PLANS to convert a Pwllheli home into two flats to help prevent homelessness have been approved despite local opposition.
The proposals for 20, yr Ala form part of the authority’s recently announced housing action plan to provide affordable homes.
According to the documents accompanying the application by Gwynedd Council’s housing department, the one and two bedroom flats would be used to meet the growing local need for such properties.
“The creation of two living units here would enable us to use them to accommodate people in such circumstances, individuals who are usually near the top of the housing register, at an affordable social rent, until a suitable house becomes available,” noted the report.
“This will help us to prevent people from becoming homeless in the first place. We have a number of other living units in Pwllheli that are used for the same purpose without any problems. We currently have around 95 units of this type in Gwynedd and therefore it is not a new concept”.
But Monday’s meeting of Gwynedd Council’s planning committee also heard opposition to the plans, including a video presentation from one local resident.
Mr Emyr Evans said there had been a “lack of engagement” with neighbours, also claiming that planning permission should have been sought before attempting to purchase the property and not after.
“Many local young people live on the terrace, having bought properties and trying to protect the Welshness of the town, and now the council buys two homeless flats in the middle,” he said.
“What effect will this have on house prices?
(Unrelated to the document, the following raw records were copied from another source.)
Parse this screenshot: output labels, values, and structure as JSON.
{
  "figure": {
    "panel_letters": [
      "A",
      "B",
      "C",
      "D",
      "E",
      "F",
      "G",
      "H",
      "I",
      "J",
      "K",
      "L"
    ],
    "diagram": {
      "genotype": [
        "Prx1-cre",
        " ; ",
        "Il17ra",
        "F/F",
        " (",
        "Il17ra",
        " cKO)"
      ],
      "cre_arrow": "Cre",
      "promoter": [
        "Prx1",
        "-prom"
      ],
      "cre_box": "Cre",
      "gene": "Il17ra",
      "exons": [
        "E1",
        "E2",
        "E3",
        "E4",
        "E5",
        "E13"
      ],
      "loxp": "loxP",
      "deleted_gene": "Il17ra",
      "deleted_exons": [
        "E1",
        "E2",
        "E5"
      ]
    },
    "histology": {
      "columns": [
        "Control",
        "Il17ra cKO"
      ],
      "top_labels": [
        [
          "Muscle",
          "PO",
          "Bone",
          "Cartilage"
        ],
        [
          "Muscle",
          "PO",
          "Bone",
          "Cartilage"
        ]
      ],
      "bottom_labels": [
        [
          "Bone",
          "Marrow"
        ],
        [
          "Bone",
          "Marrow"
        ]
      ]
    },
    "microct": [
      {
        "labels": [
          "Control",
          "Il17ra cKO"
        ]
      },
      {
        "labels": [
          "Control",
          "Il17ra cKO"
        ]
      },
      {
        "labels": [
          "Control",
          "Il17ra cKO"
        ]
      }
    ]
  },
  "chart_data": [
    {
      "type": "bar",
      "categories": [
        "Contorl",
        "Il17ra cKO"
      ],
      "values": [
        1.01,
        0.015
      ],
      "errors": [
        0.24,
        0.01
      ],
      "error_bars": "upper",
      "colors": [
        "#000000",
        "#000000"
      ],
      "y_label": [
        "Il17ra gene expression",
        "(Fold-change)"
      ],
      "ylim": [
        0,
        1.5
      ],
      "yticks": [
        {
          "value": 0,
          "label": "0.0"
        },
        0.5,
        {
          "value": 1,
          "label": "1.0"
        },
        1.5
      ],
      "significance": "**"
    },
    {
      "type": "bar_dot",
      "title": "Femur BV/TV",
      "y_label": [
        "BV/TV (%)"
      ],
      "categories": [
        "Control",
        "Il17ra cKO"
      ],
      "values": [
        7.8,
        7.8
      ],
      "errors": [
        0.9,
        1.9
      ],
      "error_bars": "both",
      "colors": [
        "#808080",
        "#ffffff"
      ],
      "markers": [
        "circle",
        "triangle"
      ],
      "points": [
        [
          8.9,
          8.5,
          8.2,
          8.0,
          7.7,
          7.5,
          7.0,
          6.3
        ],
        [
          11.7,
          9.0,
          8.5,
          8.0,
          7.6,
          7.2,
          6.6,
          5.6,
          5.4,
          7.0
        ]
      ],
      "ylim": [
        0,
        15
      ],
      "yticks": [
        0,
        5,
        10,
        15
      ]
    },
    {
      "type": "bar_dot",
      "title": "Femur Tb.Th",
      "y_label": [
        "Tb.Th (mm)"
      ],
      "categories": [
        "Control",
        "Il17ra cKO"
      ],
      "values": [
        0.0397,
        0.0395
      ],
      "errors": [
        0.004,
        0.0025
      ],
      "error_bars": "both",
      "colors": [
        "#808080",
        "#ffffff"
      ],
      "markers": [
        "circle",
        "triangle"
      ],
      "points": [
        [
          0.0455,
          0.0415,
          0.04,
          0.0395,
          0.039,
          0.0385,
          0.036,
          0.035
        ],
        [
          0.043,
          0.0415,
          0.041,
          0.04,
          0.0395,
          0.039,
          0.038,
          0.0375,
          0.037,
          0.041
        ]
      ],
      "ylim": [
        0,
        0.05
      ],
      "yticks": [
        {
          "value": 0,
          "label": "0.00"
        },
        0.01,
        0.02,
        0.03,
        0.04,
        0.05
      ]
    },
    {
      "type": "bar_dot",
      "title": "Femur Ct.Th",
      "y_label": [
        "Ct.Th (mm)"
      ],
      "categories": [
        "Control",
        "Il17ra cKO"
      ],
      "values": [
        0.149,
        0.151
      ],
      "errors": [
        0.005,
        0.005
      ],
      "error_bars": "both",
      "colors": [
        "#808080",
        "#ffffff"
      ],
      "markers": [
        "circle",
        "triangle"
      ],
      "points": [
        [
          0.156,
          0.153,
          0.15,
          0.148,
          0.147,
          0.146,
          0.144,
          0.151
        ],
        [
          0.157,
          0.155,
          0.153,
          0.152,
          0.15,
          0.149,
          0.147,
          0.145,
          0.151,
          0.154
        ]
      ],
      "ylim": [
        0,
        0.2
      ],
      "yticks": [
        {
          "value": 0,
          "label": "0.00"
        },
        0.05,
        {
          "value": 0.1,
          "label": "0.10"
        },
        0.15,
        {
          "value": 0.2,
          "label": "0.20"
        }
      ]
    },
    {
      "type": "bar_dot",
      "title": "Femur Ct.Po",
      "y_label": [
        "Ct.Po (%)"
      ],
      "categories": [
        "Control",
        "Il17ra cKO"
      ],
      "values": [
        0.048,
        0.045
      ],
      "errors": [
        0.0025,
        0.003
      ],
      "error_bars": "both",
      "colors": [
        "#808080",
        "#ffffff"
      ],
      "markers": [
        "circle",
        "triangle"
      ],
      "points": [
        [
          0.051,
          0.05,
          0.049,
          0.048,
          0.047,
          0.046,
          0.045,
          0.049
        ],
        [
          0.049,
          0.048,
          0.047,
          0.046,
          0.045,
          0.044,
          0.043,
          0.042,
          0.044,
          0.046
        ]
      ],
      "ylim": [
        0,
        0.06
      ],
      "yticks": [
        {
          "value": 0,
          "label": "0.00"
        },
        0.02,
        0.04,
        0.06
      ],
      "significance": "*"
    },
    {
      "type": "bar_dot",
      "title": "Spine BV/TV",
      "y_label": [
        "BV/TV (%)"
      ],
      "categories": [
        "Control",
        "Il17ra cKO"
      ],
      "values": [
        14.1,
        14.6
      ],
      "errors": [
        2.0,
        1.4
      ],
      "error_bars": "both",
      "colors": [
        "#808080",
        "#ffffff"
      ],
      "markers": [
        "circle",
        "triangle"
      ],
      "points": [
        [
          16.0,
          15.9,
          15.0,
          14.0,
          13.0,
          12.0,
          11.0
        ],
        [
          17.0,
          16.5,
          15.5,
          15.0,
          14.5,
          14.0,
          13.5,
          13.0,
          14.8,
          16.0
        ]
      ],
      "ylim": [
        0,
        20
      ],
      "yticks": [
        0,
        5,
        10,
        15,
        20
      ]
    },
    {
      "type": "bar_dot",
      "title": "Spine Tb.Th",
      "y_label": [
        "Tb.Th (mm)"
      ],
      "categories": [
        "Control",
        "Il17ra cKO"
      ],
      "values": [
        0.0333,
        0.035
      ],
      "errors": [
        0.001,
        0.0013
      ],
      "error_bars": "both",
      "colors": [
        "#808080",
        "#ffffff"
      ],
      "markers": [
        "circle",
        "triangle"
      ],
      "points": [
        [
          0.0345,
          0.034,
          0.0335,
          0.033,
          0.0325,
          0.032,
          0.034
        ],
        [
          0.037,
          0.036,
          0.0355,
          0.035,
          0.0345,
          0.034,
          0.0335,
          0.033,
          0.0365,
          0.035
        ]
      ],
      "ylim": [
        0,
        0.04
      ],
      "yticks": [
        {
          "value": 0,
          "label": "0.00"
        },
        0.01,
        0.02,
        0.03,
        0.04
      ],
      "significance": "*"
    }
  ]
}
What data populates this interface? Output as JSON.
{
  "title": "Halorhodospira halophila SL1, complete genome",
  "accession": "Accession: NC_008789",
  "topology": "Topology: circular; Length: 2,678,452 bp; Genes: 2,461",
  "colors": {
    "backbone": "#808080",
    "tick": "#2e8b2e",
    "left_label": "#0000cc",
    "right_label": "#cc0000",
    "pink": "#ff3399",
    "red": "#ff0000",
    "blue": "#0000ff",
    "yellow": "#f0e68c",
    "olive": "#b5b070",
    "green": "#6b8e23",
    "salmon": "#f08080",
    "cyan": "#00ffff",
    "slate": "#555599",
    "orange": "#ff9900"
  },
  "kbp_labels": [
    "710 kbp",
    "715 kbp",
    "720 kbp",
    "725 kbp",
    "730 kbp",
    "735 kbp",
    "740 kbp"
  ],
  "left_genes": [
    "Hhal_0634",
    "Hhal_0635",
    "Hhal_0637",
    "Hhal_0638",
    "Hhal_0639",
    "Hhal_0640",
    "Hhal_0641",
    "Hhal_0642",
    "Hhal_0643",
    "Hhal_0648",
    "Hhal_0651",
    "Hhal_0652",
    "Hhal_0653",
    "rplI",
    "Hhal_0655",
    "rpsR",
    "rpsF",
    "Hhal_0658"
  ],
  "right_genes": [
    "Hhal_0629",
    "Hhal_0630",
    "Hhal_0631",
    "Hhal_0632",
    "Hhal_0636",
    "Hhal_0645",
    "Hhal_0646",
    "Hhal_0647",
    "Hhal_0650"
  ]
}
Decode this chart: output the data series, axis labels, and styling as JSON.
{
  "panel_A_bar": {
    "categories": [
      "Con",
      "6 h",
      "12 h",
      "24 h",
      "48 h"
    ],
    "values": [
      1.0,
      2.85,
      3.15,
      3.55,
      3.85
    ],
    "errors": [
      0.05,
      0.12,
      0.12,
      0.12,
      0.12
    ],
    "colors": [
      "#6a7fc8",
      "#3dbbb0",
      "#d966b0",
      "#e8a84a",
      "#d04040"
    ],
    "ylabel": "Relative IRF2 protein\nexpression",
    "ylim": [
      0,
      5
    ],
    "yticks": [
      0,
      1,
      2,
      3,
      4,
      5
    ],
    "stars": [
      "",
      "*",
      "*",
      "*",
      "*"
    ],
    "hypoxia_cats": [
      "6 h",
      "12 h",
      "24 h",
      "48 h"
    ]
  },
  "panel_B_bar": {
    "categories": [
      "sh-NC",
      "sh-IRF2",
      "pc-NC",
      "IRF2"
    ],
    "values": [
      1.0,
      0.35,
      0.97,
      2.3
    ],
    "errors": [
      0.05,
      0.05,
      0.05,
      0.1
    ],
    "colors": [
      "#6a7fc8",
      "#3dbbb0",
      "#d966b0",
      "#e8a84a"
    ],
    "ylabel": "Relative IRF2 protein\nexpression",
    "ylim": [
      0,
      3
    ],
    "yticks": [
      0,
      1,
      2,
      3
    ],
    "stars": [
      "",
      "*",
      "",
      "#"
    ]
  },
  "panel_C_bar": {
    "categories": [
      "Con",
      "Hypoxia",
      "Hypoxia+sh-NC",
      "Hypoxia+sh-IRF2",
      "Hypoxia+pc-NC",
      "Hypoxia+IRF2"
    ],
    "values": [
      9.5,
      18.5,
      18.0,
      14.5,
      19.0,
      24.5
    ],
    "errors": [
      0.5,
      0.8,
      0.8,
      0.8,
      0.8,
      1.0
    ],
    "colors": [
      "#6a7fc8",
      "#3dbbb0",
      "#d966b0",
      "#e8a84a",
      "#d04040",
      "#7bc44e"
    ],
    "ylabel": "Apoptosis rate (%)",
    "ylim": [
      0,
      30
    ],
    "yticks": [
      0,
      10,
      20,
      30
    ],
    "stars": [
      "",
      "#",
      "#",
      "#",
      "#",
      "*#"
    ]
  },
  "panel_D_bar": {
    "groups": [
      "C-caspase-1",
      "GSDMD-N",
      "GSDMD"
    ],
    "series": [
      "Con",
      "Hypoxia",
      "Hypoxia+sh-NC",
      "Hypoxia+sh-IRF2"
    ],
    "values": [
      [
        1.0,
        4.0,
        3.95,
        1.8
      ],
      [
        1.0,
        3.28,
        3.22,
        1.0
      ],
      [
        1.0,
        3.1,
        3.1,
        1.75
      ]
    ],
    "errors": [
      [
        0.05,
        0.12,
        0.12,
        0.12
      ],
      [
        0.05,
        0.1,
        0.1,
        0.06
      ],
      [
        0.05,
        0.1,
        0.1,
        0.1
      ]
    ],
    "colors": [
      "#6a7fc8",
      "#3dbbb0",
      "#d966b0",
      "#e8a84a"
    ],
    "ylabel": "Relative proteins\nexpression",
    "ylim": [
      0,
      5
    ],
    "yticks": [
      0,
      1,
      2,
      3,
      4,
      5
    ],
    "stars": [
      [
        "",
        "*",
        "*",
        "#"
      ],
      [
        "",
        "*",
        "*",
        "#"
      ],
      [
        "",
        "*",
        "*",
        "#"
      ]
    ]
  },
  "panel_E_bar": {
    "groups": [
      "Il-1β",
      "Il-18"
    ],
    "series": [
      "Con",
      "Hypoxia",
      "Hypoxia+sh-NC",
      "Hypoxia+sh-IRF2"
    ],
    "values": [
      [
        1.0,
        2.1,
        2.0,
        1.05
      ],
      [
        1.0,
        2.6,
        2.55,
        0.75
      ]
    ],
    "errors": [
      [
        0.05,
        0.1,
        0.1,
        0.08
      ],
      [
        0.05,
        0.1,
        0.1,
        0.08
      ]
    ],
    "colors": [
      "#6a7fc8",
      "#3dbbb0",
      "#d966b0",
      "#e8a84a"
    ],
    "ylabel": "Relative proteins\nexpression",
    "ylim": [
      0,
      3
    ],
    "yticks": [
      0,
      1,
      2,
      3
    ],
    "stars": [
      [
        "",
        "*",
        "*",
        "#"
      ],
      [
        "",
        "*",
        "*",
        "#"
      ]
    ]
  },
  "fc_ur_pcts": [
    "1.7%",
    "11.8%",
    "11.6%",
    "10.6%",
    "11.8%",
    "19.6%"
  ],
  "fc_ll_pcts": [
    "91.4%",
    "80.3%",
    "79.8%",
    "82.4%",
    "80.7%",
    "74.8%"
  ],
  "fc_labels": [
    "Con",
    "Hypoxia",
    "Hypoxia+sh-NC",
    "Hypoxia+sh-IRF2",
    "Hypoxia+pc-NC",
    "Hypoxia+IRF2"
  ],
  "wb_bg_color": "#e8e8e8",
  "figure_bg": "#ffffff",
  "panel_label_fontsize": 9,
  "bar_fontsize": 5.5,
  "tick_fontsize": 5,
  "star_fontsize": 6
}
This is totally inappropriate.
“We can’t understand how the highways department and town council haven’t raised objections, parking is a joke with 50 homes fighting for about 20 parking spaces.
“If the town council can’t see that these plans are not appropriate in a respectable part of town then God help us.”
The local councillor, Dylan Bullard, noted the local opposition but sought assurance that use of the property would be monitored regularly if approved.
Cllr Simon Glyn suggested there was more work to do to “win the hearts and minds” of neighbours, agreeing there was a lack of parking in the area.
“This property has been purchased with planning permission taken for granted, which I find to be quite brazen to be honest,” he added.
“I feel that further consultation is needed with the neighbours before allowing this to go ahead, if you bulldoze this through then local people will be rightly opposed to such developments and will have no chance of succeeding.”
Cllr Berwyn Owen, however, said: “We often speak of the need for affordable housing and how good the council’s housing action plan is, yet here’s a chance to do something about it and there’s reticence.
“I don’t like the stigma being attached to the homeless, but would like to see a condition attached to any permission ensuring the property remains as affordable housing forever.”
Calls to delay a decision to allow for further consultation failed to gather enough support, with the recommendation to approve the application being backed by six votes to five with three abstentions.